Speaking during the 123rd MPC press conference in Accra on Friday, March 28, Governor of the BoG Dr Johnson Asiama said that “The series of tariffs announced by the U.S. administration is evolving and may have negative effects on the global economy.”
He further stated that these developments have already triggered downgrades in Gross Domestic Product (GDP) growth forecasts in the two largest economies—U.S. and China—and in turn, global growth. In addition, the disinflation process appears to have stalled in some countries, while financial conditions remain broadly restrictive as central banks slow the pace of monetary policy easing.
“The persistence of these external headwinds may spill over to the domestic economy through the trade and financial channels, highlighting the need for policy to remain proactive,” he said.
On the domestic scene, Dr Johnson Asiama said that prices of Ghana’s major export commodities traded mixed on the international commodities market in early 2025.
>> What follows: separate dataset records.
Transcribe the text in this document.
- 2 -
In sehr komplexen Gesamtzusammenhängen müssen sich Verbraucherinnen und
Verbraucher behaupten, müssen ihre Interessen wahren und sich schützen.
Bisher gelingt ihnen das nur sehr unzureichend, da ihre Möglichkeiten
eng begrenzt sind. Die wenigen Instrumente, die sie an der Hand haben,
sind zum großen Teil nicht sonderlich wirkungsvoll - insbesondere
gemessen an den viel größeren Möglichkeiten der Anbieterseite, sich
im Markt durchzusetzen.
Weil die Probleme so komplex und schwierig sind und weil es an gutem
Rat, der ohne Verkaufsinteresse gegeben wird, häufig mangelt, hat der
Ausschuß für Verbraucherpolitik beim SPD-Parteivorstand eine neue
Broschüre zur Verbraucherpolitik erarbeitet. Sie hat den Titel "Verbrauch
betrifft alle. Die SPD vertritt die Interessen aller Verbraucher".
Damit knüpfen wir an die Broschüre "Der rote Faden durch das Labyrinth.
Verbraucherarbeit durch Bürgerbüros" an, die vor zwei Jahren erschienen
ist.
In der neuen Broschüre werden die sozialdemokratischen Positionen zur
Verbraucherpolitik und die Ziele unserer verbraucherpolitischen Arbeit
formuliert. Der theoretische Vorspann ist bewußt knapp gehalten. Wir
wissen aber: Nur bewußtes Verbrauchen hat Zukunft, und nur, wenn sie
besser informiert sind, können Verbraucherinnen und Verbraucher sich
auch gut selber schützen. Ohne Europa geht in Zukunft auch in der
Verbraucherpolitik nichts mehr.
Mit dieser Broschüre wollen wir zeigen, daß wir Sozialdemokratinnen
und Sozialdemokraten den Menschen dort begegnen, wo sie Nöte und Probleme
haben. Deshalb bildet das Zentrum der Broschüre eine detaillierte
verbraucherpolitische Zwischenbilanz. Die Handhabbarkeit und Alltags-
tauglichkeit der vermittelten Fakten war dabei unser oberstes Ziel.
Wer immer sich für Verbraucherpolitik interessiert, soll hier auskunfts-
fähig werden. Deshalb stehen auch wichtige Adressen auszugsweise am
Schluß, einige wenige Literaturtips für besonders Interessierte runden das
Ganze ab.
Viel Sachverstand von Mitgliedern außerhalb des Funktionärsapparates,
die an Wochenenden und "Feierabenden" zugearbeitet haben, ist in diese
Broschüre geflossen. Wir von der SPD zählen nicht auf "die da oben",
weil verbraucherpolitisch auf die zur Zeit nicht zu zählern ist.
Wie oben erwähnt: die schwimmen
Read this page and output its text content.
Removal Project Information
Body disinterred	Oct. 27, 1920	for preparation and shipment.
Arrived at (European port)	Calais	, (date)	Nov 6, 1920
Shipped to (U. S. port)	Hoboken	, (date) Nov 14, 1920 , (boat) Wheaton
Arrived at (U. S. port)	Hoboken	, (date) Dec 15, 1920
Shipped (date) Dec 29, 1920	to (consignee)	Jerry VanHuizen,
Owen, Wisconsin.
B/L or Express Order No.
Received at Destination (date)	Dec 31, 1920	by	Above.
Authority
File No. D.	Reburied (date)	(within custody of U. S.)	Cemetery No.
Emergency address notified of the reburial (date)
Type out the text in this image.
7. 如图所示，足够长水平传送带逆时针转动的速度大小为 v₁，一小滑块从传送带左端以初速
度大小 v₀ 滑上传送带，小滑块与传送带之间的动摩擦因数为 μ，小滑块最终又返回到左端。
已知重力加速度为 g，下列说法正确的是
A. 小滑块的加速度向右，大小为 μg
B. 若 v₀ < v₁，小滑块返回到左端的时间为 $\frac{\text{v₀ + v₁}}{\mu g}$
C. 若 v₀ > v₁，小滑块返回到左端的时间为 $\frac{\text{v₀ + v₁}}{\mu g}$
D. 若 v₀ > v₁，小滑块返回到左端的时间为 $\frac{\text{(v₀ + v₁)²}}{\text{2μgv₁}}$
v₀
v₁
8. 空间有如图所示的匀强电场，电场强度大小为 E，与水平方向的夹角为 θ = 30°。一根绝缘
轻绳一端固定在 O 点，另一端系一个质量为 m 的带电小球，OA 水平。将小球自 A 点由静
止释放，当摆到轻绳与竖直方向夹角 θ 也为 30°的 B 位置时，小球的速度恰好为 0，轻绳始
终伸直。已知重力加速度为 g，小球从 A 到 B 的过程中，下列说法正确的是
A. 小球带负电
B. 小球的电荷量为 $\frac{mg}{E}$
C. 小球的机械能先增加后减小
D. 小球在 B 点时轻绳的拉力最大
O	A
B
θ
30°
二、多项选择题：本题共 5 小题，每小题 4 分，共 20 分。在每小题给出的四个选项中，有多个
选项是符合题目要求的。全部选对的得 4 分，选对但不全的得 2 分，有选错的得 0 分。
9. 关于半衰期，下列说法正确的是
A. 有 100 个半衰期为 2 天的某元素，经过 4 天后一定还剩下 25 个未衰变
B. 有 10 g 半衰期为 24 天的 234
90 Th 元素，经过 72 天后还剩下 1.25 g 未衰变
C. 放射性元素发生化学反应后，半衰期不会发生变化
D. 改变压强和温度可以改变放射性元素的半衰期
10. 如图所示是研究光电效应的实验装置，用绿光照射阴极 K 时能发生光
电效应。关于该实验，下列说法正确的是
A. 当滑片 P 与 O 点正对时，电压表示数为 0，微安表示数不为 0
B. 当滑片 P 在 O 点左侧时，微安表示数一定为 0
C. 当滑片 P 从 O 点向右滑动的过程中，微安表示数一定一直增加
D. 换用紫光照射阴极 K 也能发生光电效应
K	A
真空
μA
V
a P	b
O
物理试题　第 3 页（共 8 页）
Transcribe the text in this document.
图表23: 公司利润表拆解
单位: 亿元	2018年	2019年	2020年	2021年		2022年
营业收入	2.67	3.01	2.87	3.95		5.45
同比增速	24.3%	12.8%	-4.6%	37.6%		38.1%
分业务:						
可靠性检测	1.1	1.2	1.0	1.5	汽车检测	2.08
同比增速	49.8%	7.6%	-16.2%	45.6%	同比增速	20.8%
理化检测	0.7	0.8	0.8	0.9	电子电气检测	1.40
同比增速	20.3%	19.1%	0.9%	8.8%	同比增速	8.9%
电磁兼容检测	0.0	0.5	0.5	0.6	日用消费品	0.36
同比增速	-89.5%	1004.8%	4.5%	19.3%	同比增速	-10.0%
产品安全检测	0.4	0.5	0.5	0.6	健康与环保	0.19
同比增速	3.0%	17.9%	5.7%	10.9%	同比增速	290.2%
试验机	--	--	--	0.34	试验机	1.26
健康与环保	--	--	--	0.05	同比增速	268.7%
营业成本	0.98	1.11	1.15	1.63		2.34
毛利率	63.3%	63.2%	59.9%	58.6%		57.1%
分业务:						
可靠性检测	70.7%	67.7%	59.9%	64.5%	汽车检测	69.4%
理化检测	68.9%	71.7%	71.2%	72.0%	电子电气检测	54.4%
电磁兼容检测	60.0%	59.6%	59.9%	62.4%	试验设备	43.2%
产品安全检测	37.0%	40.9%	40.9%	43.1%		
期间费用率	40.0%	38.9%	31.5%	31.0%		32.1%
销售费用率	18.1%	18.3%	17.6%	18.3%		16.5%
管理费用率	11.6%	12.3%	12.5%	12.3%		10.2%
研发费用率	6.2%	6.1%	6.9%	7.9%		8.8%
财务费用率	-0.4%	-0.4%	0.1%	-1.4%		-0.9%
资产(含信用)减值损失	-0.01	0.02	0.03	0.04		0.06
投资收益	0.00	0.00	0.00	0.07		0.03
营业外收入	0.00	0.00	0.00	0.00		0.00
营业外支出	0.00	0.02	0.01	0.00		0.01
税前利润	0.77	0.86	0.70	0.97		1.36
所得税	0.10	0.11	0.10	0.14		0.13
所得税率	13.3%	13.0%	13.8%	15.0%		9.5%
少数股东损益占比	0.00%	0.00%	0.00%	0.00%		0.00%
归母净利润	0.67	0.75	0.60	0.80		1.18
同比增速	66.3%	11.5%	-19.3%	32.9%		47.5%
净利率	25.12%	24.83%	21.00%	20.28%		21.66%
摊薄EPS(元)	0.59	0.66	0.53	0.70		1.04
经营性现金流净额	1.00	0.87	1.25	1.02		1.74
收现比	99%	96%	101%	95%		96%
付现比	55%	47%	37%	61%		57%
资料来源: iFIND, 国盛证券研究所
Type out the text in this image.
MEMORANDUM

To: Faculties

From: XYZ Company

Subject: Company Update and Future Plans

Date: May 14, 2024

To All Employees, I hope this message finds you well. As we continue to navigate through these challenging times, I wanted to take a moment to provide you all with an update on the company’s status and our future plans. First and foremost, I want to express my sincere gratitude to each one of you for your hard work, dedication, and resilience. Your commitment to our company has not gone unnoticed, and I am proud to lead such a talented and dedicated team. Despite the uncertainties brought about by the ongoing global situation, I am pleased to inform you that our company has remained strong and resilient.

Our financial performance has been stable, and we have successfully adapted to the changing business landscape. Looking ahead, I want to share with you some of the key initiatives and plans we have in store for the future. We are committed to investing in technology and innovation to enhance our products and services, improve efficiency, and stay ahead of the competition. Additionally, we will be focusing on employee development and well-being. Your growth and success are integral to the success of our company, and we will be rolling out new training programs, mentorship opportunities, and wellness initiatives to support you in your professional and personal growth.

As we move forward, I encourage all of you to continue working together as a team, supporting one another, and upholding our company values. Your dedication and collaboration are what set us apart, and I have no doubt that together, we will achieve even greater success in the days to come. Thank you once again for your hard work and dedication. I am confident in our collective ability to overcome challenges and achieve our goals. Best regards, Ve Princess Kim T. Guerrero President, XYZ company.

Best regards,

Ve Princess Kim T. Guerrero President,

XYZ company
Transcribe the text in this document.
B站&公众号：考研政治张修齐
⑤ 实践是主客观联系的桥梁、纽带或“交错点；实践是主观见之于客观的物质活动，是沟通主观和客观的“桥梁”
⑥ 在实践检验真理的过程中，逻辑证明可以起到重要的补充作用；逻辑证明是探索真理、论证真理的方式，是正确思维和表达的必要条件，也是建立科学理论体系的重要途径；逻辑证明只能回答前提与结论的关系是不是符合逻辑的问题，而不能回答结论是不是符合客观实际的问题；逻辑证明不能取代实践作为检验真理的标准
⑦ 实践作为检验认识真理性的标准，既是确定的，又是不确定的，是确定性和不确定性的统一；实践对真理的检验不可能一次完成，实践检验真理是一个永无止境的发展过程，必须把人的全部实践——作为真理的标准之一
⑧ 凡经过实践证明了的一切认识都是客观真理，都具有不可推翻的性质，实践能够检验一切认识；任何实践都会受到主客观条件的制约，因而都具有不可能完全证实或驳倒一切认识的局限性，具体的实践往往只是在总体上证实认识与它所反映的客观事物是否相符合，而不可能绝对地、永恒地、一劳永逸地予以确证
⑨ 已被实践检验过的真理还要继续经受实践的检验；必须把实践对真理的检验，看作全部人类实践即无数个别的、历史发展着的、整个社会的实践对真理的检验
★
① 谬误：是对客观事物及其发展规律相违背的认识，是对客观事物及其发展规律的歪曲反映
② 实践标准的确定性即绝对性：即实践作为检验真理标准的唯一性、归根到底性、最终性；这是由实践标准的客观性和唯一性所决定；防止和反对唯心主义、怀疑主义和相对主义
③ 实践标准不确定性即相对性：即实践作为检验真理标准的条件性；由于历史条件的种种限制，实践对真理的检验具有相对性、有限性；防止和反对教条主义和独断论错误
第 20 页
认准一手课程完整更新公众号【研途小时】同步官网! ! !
He said “Gold prices crossed the US$3,000 per fine ounce on March 14, 2025, on account of heightened economic uncertainty triggered by the trade and geopolitical tensions, persistent inflation, and weakening US dollar.”
In February 2025, he said, gold prices averaged US$2,897.3 per fine ounce, indicating a year-on-year growth of 9.7 percent. Similarly, crude oil prices recorded a marginal annual growth of 2.4 percent to settle at an average price of US$74.95 per barrel.
Cocoa prices, however, declined by 8.5 percent driven by improving supply outlook for the current 2024/25 season, Dr Asiama stated.
In the banking sector, Dr Asiama said that banks’ performance continued to improve.
Total bank assets recorded 34.0 percent growth at the end of February 2025 relative to 12.1 percent growth, in the same period last year, he said.
Read Also: Global inflation is expected to remain high in the near-term – BoG Boss
“Without reliefs, CAR was 12.1 percent. The industry’s Non-Performing Loan (NPL) ratio declined to 22.6 percent in February 2025 from 24.6 percent in February 2024. Excluding the loans in the loss category, which are fully provisioned, the NPL ratio as at end-February 2025 was 8.9 percent,” he said.
Dr Asiama further stated that overall, the Financial Soundness Indicators showed broad improvements in asset growth, solvency, liquidity, efficiency, and profitability.
.The fiscal policy stance was more expansionary than expected in 2024. The 2024 fiscal deficit, on commitment basis, was 7.9 percent of GDP against a target of 3.8 percent of GDP, on the back of higher expenditures than target.
“This notwithstanding, early indications from banking sector data suggest some improvements in fiscal performance in early 2025.
“This, along with the commitment to fiscal consolidation presented in the 2025 budget, should support the fiscal outlook. Also, the ratio of public debt declined supported by the debt restructuring,” he said.
Dr Asiama also said that private sector credit is beginning to show signs of recovery.
In February 2025, he said, private sector credit recorded 26.9 percent annual growth, compared with 5.1 percent in February 2024. In real terms, he added, credit growth was 3.1 percent, compared with a decline of 14.7 percent in February 2024.